Giovanni Gabrieli was organist and composer with his uncle, Andrea Gabrielli, in 1612 at St. Mark’s Basilica in Venice. The church has opposing or divided choir lofts. Young Gabrieli’s “Canzone for Brass Choir” features a musical appeal and response much later associated with American gospel music. The clarity with which the musicians performed raised spirits on Sunday afternoon, as if the spectators were in a church rather than a concert hall.

The program ended with Antonin Dvorak’s “Serenade for Wind Instruments”. The ensemble was joined by Noreen Silver on cello and Edward Allman on bass. First performed in 1878, it could be seen as a tribute to Amadeus Mozart’s serenades, but it is “imbued with the spirit of Czech folk music,” according to the program’s notes.

The musicians rocked and surrounded the audience with a meticulous and loving interpretation of the piece.
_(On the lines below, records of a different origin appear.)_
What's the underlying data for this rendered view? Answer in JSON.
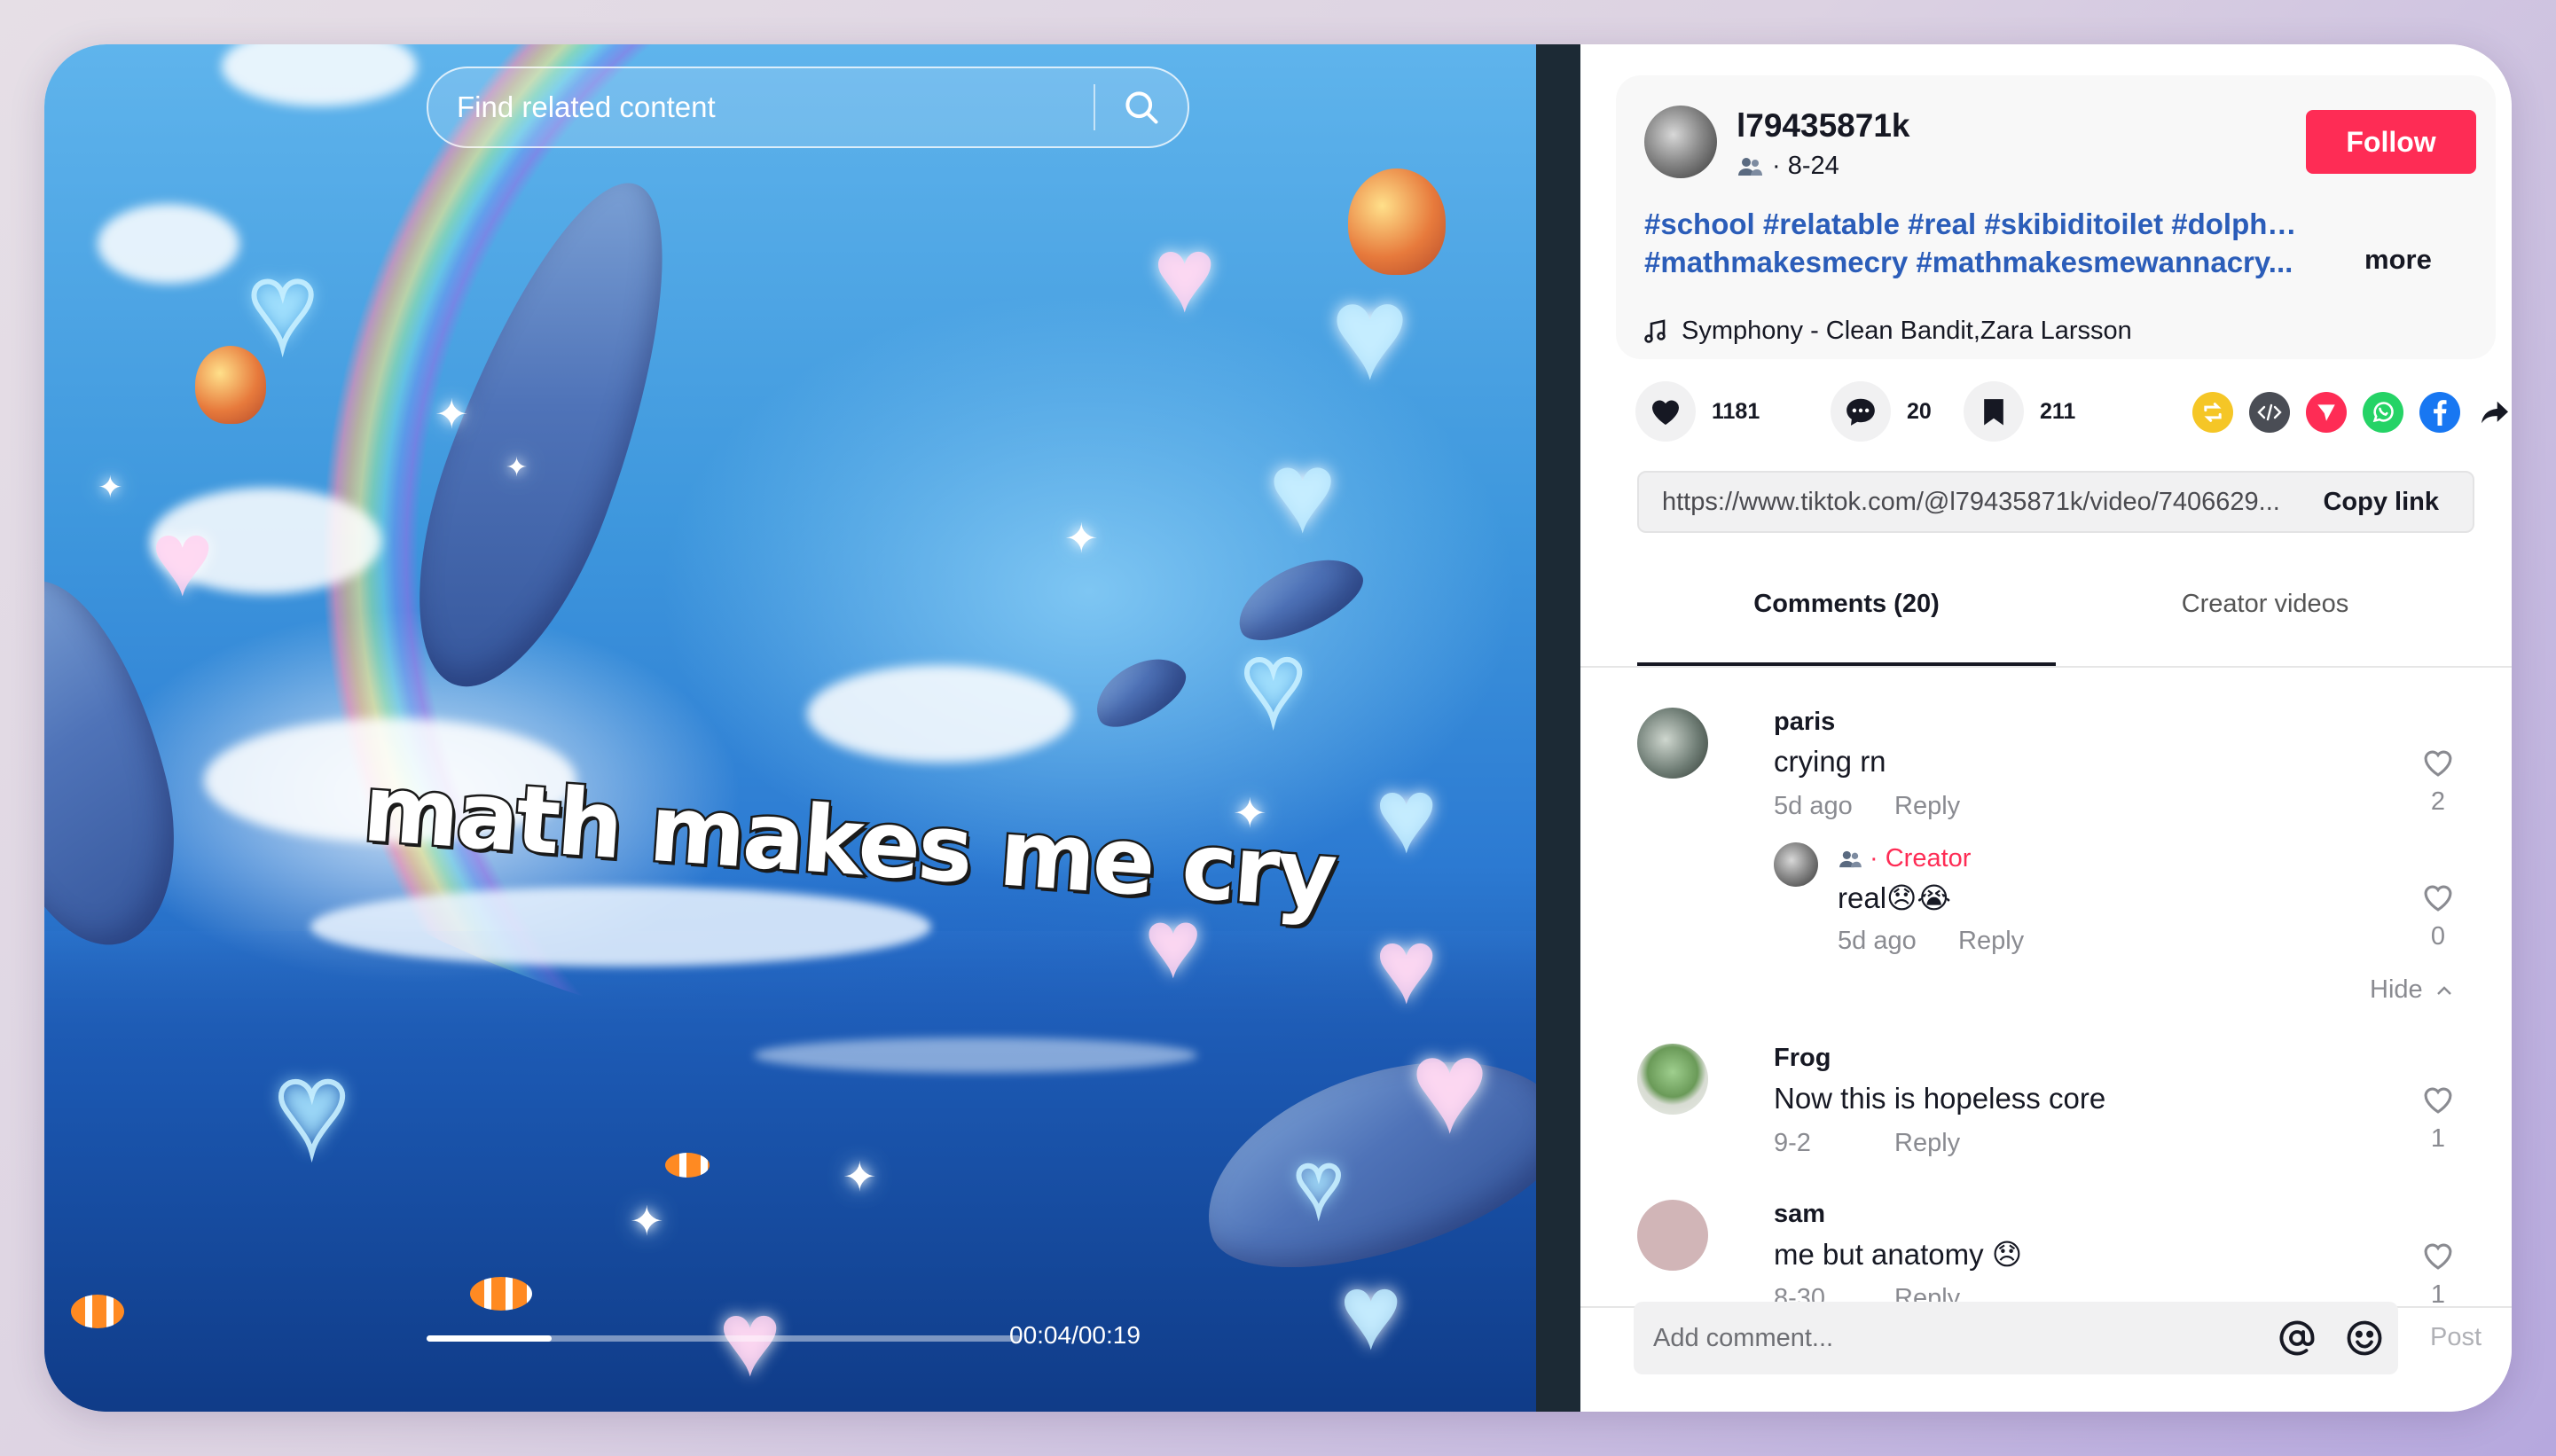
{
  "video": {
    "search_placeholder": "Find related content",
    "overlay_text": "math makes me cry",
    "time": "00:04/00:19",
    "progress": 0.21
  },
  "author": {
    "username": "l79435871k",
    "date": "· 8-24",
    "follow_label": "Follow"
  },
  "description": {
    "hashtags_line1": "#school #relatable #real #skibiditoilet #dolphins",
    "hashtags_line2": "#mathmakesmecry #mathmakesmewannacry...",
    "more_label": "more",
    "music": "Symphony - Clean Bandit,Zara Larsson"
  },
  "actions": {
    "likes": "1181",
    "comments": "20",
    "saves": "211"
  },
  "share_icons": [
    "repost-icon",
    "embed-icon",
    "send-icon",
    "whatsapp-icon",
    "facebook-icon",
    "share-arrow-icon"
  ],
  "link": {
    "url": "https://www.tiktok.com/@l79435871k/video/7406629...",
    "copy_label": "Copy link"
  },
  "tabs": {
    "comments": "Comments (20)",
    "creator_videos": "Creator videos"
  },
  "comments": [
    {
      "name": "paris",
      "text": "crying rn",
      "time": "5d ago",
      "reply": "Reply",
      "likes": "2"
    },
    {
      "name": "Frog",
      "text": "Now this is hopeless core",
      "time": "9-2",
      "reply": "Reply",
      "likes": "1"
    },
    {
      "name": "sam",
      "text": "me but anatomy 😞",
      "time": "8-30",
      "reply": "Reply",
      "likes": "1"
    }
  ],
  "reply_comment": {
    "tag": "· Creator",
    "text": "real😞😭",
    "time": "5d ago",
    "reply": "Reply",
    "likes": "0"
  },
  "hide_label": "Hide",
  "composer": {
    "placeholder": "Add comment...",
    "post_label": "Post"
  },
  "colors": {
    "accent": "#fe2c55",
    "hashtag": "#2b5db9",
    "muted": "#8a8b91"
  }
}
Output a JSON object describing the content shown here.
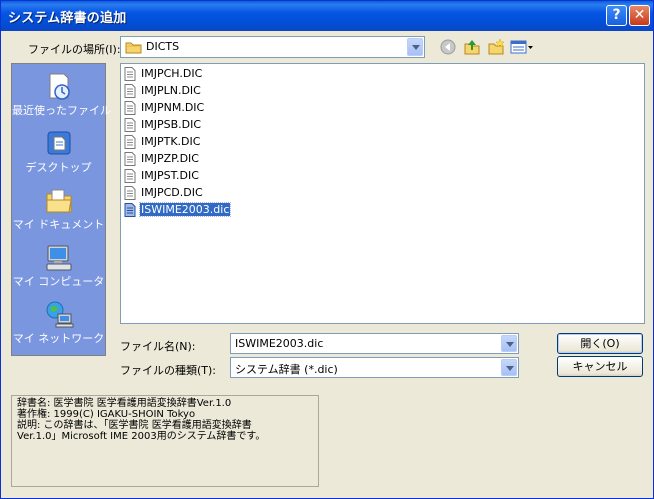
{
  "window": {
    "title": "システム辞書の追加"
  },
  "titlebar": {
    "help_glyph": "?",
    "close_glyph": "✕"
  },
  "lookin": {
    "label": "ファイルの場所(I):",
    "value": "DICTS"
  },
  "places": [
    {
      "label": "最近使ったファイル",
      "icon": "recent-documents-icon"
    },
    {
      "label": "デスクトップ",
      "icon": "desktop-icon"
    },
    {
      "label": "マイ ドキュメント",
      "icon": "my-documents-icon"
    },
    {
      "label": "マイ コンピュータ",
      "icon": "my-computer-icon"
    },
    {
      "label": "マイ ネットワーク",
      "icon": "my-network-icon"
    }
  ],
  "files": [
    {
      "name": "IMJPCH.DIC",
      "selected": false
    },
    {
      "name": "IMJPLN.DIC",
      "selected": false
    },
    {
      "name": "IMJPNM.DIC",
      "selected": false
    },
    {
      "name": "IMJPSB.DIC",
      "selected": false
    },
    {
      "name": "IMJPTK.DIC",
      "selected": false
    },
    {
      "name": "IMJPZP.DIC",
      "selected": false
    },
    {
      "name": "IMJPST.DIC",
      "selected": false
    },
    {
      "name": "IMJPCD.DIC",
      "selected": false
    },
    {
      "name": "ISWIME2003.dic",
      "selected": true
    }
  ],
  "filename": {
    "label": "ファイル名(N):",
    "value": "ISWIME2003.dic"
  },
  "filetype": {
    "label": "ファイルの種類(T):",
    "value": "システム辞書 (*.dic)"
  },
  "buttons": {
    "open": "開く(O)",
    "cancel": "キャンセル"
  },
  "description": {
    "lines": [
      "辞書名: 医学書院 医学看護用語変換辞書Ver.1.0",
      "著作権: 1999(C) IGAKU-SHOIN Tokyo",
      "説明: この辞書は、「医学書院 医学看護用語変換辞書",
      "Ver.1.0」Microsoft IME 2003用のシステム辞書です。"
    ]
  },
  "colors": {
    "titlebar": "#0554e3",
    "places_bg": "#7a96df",
    "selection": "#316ac5",
    "dialog_bg": "#ece9d8"
  }
}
The players succeeded in meeting the technical challenge with precision and aplomb. Sunday’s concert proved that adding a sixth concert featuring the orchestra’s talented and loyal musicians was a brilliant idea worth pursuing.

The Bangor Symphony Orchestra’s next concert will be “The Sounds of the Sea,” with a new work by Lucas Richman, at 3 pm March 22 at the Collins Center for the Arts at the University of Maine in Orono.